County Council forwards proposed changes to short-term rental regulations to planning commissions, director
Bill 121 does most of the work, adding new definitions and rules for owner-hosted, operator-hosted and unhosted transient accommodation rentals, as well as hosting platforms such as Airbnb and VRBO.
It would require all three types of rentals, which are those that provide accommodations of 180 days or less as per state law and the county’s real property tax code, to be registered with the county. It also aims to lay out and make clearer the standards these rentals must follow. For example, off-street parking requirements, event limits and even guest limits.
“When I was campaigning the first time around and knocking door-to-door, this was one of the top three issues that people in my community had concerns about,” said Kimball. “And it was around issues like … parking being taken up on their street by a vacation rental, noise at all hours of the day and night. I had two folks in my community who decided to move because they couldn’t tolerate the activity that was going on next door.”

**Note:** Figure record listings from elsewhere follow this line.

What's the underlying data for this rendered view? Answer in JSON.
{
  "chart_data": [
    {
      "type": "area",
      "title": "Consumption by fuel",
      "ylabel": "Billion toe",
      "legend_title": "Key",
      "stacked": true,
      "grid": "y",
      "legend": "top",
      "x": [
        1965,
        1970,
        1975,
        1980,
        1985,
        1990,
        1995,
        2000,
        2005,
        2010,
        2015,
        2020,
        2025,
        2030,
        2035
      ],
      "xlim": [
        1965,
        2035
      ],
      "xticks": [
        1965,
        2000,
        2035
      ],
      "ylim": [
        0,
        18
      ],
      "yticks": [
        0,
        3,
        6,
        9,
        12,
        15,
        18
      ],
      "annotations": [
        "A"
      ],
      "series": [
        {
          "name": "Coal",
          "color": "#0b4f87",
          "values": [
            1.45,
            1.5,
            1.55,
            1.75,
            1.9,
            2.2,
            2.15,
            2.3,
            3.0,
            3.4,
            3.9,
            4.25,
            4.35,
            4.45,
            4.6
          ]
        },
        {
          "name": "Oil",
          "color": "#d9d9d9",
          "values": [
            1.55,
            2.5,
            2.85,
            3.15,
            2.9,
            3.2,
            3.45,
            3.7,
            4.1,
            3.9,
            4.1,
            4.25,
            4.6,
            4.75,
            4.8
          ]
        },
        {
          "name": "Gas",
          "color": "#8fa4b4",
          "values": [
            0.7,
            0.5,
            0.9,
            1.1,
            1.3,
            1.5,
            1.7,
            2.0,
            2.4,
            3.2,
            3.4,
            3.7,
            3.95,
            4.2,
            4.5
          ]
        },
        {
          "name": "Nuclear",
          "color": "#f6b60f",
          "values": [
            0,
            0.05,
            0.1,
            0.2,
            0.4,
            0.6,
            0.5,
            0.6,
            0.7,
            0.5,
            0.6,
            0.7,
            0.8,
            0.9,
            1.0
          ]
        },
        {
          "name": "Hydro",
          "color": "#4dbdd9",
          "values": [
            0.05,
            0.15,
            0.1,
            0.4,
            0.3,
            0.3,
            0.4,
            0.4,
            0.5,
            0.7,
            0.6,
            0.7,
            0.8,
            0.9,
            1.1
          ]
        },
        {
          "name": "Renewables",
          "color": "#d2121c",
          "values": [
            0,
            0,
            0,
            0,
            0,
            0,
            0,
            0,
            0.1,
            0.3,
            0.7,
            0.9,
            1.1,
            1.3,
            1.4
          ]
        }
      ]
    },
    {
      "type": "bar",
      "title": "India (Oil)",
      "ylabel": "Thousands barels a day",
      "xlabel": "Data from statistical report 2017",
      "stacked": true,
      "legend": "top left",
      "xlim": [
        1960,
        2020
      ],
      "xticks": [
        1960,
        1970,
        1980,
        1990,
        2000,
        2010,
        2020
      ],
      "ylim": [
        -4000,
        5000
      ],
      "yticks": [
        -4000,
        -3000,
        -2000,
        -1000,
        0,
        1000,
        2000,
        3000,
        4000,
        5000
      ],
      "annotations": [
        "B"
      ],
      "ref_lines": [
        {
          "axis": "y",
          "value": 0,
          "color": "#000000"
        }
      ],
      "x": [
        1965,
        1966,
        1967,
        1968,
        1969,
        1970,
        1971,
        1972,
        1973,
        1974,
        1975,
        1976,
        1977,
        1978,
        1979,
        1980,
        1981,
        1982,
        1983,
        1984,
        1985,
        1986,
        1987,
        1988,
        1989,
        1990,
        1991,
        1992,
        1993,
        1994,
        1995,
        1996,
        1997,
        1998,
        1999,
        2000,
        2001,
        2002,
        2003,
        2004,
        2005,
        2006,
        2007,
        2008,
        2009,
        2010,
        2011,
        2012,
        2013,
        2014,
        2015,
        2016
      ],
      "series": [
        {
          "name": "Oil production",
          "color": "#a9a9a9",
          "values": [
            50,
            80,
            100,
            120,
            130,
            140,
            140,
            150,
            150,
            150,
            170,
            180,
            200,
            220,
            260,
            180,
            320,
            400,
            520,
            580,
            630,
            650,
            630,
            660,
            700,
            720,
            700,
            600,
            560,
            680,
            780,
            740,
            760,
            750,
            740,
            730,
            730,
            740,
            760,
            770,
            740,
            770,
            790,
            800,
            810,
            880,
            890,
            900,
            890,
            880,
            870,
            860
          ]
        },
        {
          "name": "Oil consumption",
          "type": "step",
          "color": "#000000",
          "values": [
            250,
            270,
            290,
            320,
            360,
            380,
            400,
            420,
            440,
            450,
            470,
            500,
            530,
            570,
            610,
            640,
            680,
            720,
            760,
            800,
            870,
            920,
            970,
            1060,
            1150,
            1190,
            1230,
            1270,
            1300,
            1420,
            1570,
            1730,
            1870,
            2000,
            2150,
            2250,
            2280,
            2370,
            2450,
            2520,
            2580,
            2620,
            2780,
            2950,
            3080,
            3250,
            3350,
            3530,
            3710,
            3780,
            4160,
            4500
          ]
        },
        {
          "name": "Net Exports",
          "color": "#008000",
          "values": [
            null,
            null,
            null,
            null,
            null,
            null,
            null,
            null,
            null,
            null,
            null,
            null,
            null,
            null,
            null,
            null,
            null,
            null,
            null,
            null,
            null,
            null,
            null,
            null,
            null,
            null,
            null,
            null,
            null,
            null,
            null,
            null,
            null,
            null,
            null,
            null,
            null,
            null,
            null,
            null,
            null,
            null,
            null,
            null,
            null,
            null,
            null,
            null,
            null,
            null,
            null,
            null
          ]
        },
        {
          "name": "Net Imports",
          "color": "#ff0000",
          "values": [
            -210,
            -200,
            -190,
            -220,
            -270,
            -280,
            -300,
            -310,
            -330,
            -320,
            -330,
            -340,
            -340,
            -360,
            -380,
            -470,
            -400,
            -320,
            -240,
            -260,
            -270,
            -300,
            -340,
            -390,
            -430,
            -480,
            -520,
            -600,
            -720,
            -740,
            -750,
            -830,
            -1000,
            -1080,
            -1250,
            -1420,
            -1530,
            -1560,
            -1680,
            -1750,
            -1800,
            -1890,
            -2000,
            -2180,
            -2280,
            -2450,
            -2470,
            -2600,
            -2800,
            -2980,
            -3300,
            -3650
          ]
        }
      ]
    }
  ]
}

The new regulations also would require hosting platforms to include registration numbers on all of their listings and provide regular reports to the Hawai‘i County Planning Department.
Owner-hosted rentals, or any transient accommodation rental hosted by a person who uses the building as their principal home, would pay an initial registration fee of $500. Operator-hosted properties, those rented on behalf of an owner who lives on the same site, would be required to pay a $750 initial fee.
Unhosted short-term rentals, any transient accommodation rental that is not the principal home of the property owner and without an operator located on-site during rental operations, would see an initial registration fee of $1,000.
The new regulations would include an amnesty program for people operating a transient accommodation rental now who did not know they were under a different tax law because of it. Kimball and Kierkiewicz said the county will not use the registration process to go back and penalize people for back taxes.
“We want to have everybody registered,” Kimball said. “We didn’t want to be overly punitive.”
The new regulations also are aimed at preserving the character of residential and agricultural areas of the island, “keep country country, as they say,” Kimball said, and reducing the impact these short-term rentals have on the long-term rental market, including inventory and overall rental rates.
It’s hoped the proposed legislation will decrease speculative investment of properties in residential and ag markets around the island as well.
The county’s first attempt to regulate these short-term rentals was in November 2018 with the passage of Bill 108, which included some recommendations from a March 2018 Hawaiʻi Appleseed report that provided an overview of impacts from the rentals on the state’s housing market.
That bill, however, only dealt with unhosted rentals, limiting where they could operate and creating a set of operational standards. Kimball said there was always a plan to revisit the issue. So after about 2 years, some modifications were needed to address the other types of short-term rentals and clarify operation standards to make them easier to follow and more enforceable.